Kilkenny Courthouse
A middle-aged man has been convicted of two counts of sexual assault following an incident with two 14 year-old girls, in the centre of Kilkenny in the middle of the afternoon.
The man, who can not be identified for legal reasons, was convicted on both counts after a jury trial at Kilkenny Circuit Court.
Sergeant Dave Cosgrove told the court that he became aware of reports of a male harassing two 14 year-olds on May 27, 2022.
The girls were in the company of a boy the same age and had met to hang out after school. They were in the Peace Park area of the city.
They were sitting in the green area when a male approached them and started to talk to them.
The man, aged in his 50s, started making inappropriate sexual comments. This went on for some time and the youths were uncomfortable. He instigated the topics with a sexual context.
The boy asked how old the man was and he told them he was 52. The boy then asked the man if he thought it was ok to suggest he would have sex with a 14-year-old girl and the man said it wasn’t his fault and that he was ‘talking with his d*ck’.
The man fell off his bike, onto the two girls and as he was getting up he groped their legs and bottoms. One of the girls said the man fell onto them on purpose.
The youths then walked across the river to the other side of the city. They encountered the man again at Canal Square and then decided to contact the gardaí.
A garda was sent to the scene and Sgt Cosgrove said he saw the man on city CCTV.
When gardaí spoke to the man he appeared to be under the influence of an intoxicant. He matched the description given by the three youths.
One of the girls had taken a photo of the man on her phone at the first meeting and forwarded that to gardaí. It showed the same man.
He was arrested at his home and interviewed. He initially told gardaí the incident had never happened but later accepted he shouldn’t have spoken to the youths like that.
He said the nature of the conversation was that they were probably joking.
The man has now been remanded in custody since last May, the court heard, after it took two bench warrants for him to appear in court.
Judge Martin was told the man had 22 previous convictions including one under Section 45 of the Sexual Offences Act (exposure, offensive conduct of a sexual nature) and ‘a large number’ of public order matters dating back 24 years.
Sean Rafter BL, defending, said his client has a problem with alcohol and a lot of the previous convictions were in this context.

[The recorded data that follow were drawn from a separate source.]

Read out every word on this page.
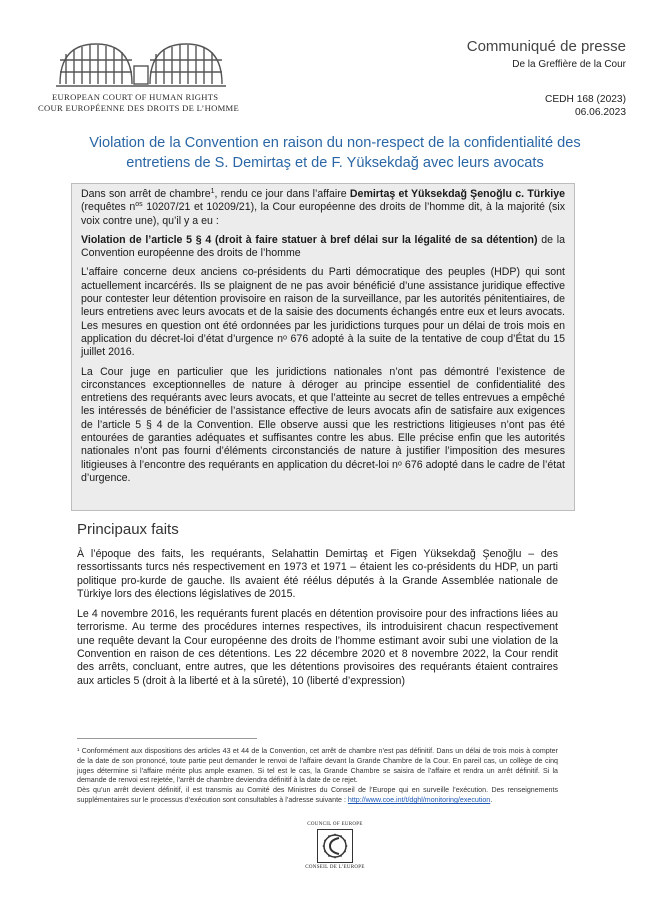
EUROPEAN COURT OF HUMAN RIGHTS
COUR EUROPÉENNE DES DROITS DE L’HOMME
Communiqué de presse
De la Greffière de la Cour
CEDH 168 (2023)
06.06.2023
Violation de la Convention en raison du non-respect de la confidentialité des entretiens de S. Demirtaş et de F. Yüksekdağ avec leurs avocats

Dans son arrêt de chambre$^1$, rendu ce jour dans l’affaire Demirtaş et Yüksekdağ Şenoğlu c. Türkiye (requêtes $n^{os}$ 10207/21 et 10209/21), la Cour européenne des droits de l’homme dit, à la majorité (six voix contre une), qu’il y a eu :

Violation de l’article 5 § 4 (droit à faire statuer à bref délai sur la légalité de sa détention) de la Convention européenne des droits de l’homme

L’affaire concerne deux anciens co-présidents du Parti démocratique des peuples (HDP) qui sont actuellement incarcérés. Ils se plaignent de ne pas avoir bénéficié d’une assistance juridique effective pour contester leur détention provisoire en raison de la surveillance, par les autorités pénitentiaires, de leurs entretiens avec leurs avocats et de la saisie des documents échangés entre eux et leurs avocats. Les mesures en question ont été ordonnées par les juridictions turques pour un délai de trois mois en application du décret-loi d’état d’urgence nᵒ 676 adopté à la suite de la tentative de coup d’État du 15 juillet 2016.

La Cour juge en particulier que les juridictions nationales n’ont pas démontré l’existence de circonstances exceptionnelles de nature à déroger au principe essentiel de confidentialité des entretiens des requérants avec leurs avocats, et que l’atteinte au secret de telles entrevues a empêché les intéressés de bénéficier de l’assistance effective de leurs avocats afin de satisfaire aux exigences de l’article 5 § 4 de la Convention. Elle observe aussi que les restrictions litigieuses n’ont pas été entourées de garanties adéquates et suffisantes contre les abus. Elle précise enfin que les autorités nationales n’ont pas fourni d’éléments circonstanciés de nature à justifier l’imposition des mesures litigieuses à l’encontre des requérants en application du décret-loi nᵒ 676 adopté dans le cadre de l’état d’urgence.

Principaux faits

À l’époque des faits, les requérants, Selahattin Demirtaş et Figen Yüksekdağ Şenoğlu – des ressortissants turcs nés respectivement en 1973 et 1971 – étaient les co-présidents du HDP, un parti politique pro-kurde de gauche. Ils avaient été réélus députés à la Grande Assemblée nationale de Türkiye lors des élections législatives de 2015.

Le 4 novembre 2016, les requérants furent placés en détention provisoire pour des infractions liées au terrorisme. Au terme des procédures internes respectives, ils introduisirent chacun respectivement une requête devant la Cour européenne des droits de l’homme estimant avoir subi une violation de la Convention en raison de ces détentions. Les 22 décembre 2020 et 8 novembre 2022, la Cour rendit des arrêts, concluant, entre autres, que les détentions provisoires des requérants étaient contraires aux articles 5 (droit à la liberté et à la sûreté), 10 (liberté d’expression)

¹ Conformément aux dispositions des articles 43 et 44 de la Convention, cet arrêt de chambre n’est pas définitif. Dans un délai de trois mois à compter de la date de son prononcé, toute partie peut demander le renvoi de l’affaire devant la Grande Chambre de la Cour. En pareil cas, un collège de cinq juges détermine si l’affaire mérite plus ample examen. Si tel est le cas, la Grande Chambre se saisira de l’affaire et rendra un arrêt définitif. Si la demande de renvoi est rejetée, l’arrêt de chambre deviendra définitif à la date de ce rejet.

Dès qu’un arrêt devient définitif, il est transmis au Comité des Ministres du Conseil de l’Europe qui en surveille l’exécution. Des renseignements supplémentaires sur le processus d’exécution sont consultables à l’adresse suivante : http://www.coe.int/t/dghl/monitoring/execution.

COUNCIL OF EUROPE
CONSEIL DE L’EUROPE
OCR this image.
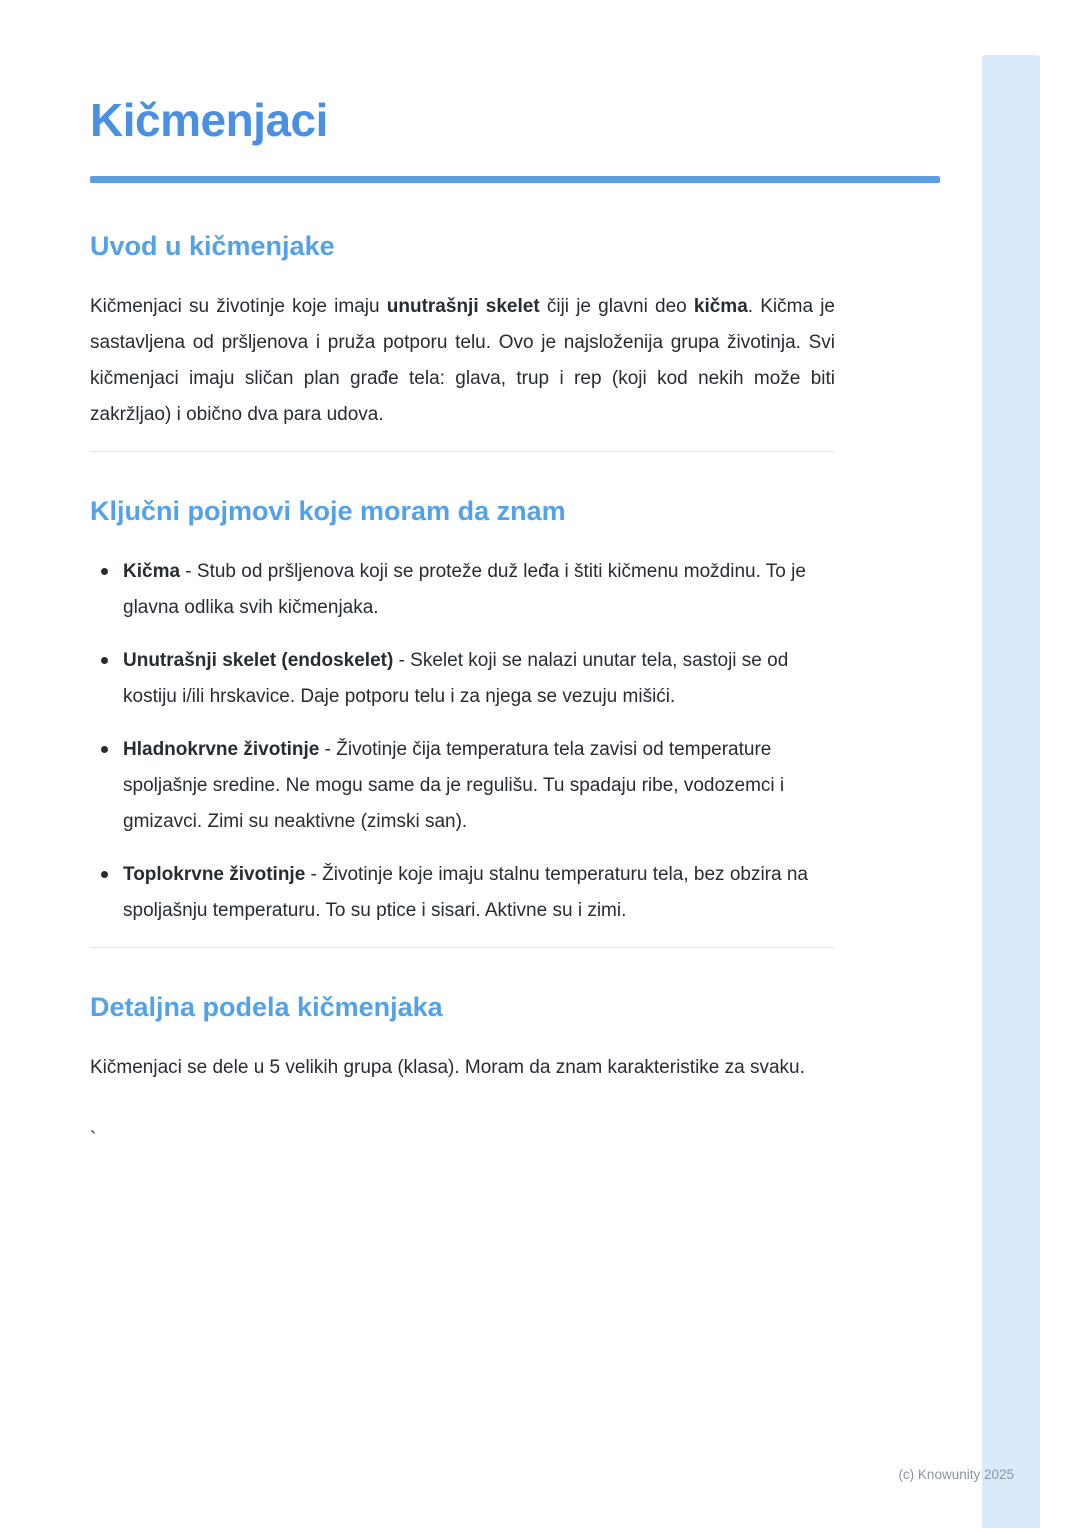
Kičmenjaci
Uvod u kičmenjake

Kičmenjaci su životinje koje imaju unutrašnji skelet čiji je glavni deo kičma. Kičma je sastavljena od pršljenova i pruža potporu telu. Ovo je najsloženija grupa životinja. Svi kičmenjaci imaju sličan plan građe tela: glava, trup i rep (koji kod nekih može biti zakržljao) i obično dva para udova.

Ključni pojmovi koje moram da znam
Kičma - Stub od pršljenova koji se proteže duž leđa i štiti kičmenu moždinu. To je glavna odlika svih kičmenjaka.
Unutrašnji skelet (endoskelet) - Skelet koji se nalazi unutar tela, sastoji se od kostiju i/ili hrskavice. Daje potporu telu i za njega se vezuju mišići.
Hladnokrvne životinje - Životinje čija temperatura tela zavisi od temperature spoljašnje sredine. Ne mogu same da je regulišu. Tu spadaju ribe, vodozemci i gmizavci. Zimi su neaktivne (zimski san).
Toplokrvne životinje - Životinje koje imaju stalnu temperaturu tela, bez obzira na spoljašnju temperaturu. To su ptice i sisari. Aktivne su i zimi.
Detaljna podela kičmenjaka

Kičmenjaci se dele u 5 velikih grupa (klasa). Moram da znam karakteristike za svaku.

`

(c) Knowunity 2025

His client accepted the decision of the jury, the barrister added, and had asked Mr Rafter to apologise on his behalf to the victims.
Drink was a ‘major issue’ on that day. Mr Rafter said his client could not really remember what he said or what happened and put himself at the mercy of the court.
His client is a separated man with one daughter in the UK.
Judge Martin said that in considering the appropriate sentence he had listened to the barrister and sergeant, and that the sentence must be proportionate to the crime.
He said the teenagers had been groped by the man on an ordinary, pleasant afternoon in town, and they contacted the gardaí.
Sexual assault is a serious offence, the judge said and he in no way intended to belittle these offences by placing them at the lower end of what the court can encounter from time to time.
Aggravating factors in the case included the age of the two girls, who were on their way home from school, sitting in a grassy area with their friend. Also aggravating was the number of previous convictions the man had. Including one the judge described as for ‘grabbing his genital area and making lewd comments in public’.
OLD WAYS
This offence was also committed while the man was on a suspended sentence, the judge commenting the man was ‘back at your old ways again’.
Judge Martin noted that the man had given instructions to his defence to question the girls if they had been drinking on the day.
That could only have been designed to cast doubt over their testimony to the jury, and belittle them.
The suggestion that the boy started the conversation had absolutely no basis, the judge said, other than to belittle him in the eyes of the jury.
The man said he had little memory of the event, however he had a clear memory of it during the garda interview, the judge pointed out, and he made no suggestions about the youths then, as his defence had in court.
Mitigation included the fact the man accepted the jury decision. He had been entitled to contest the case, the judge added.
Also mitigating was the man’s apology, which the judge said he hoped would be of some solace to the girls. In accepting he shouldn’t have engaged with the girls showed the man had insight into the offence.
On both charges of sexual assault the man was convicted and sentenced to 18 months in prison, to run consecutively. The last six months is suspended, for 12 months, on condition the man remain alcohol free, keep the peace and be of good behaviour.
The sentence was backdated to begin when the man entered custody in May 2023.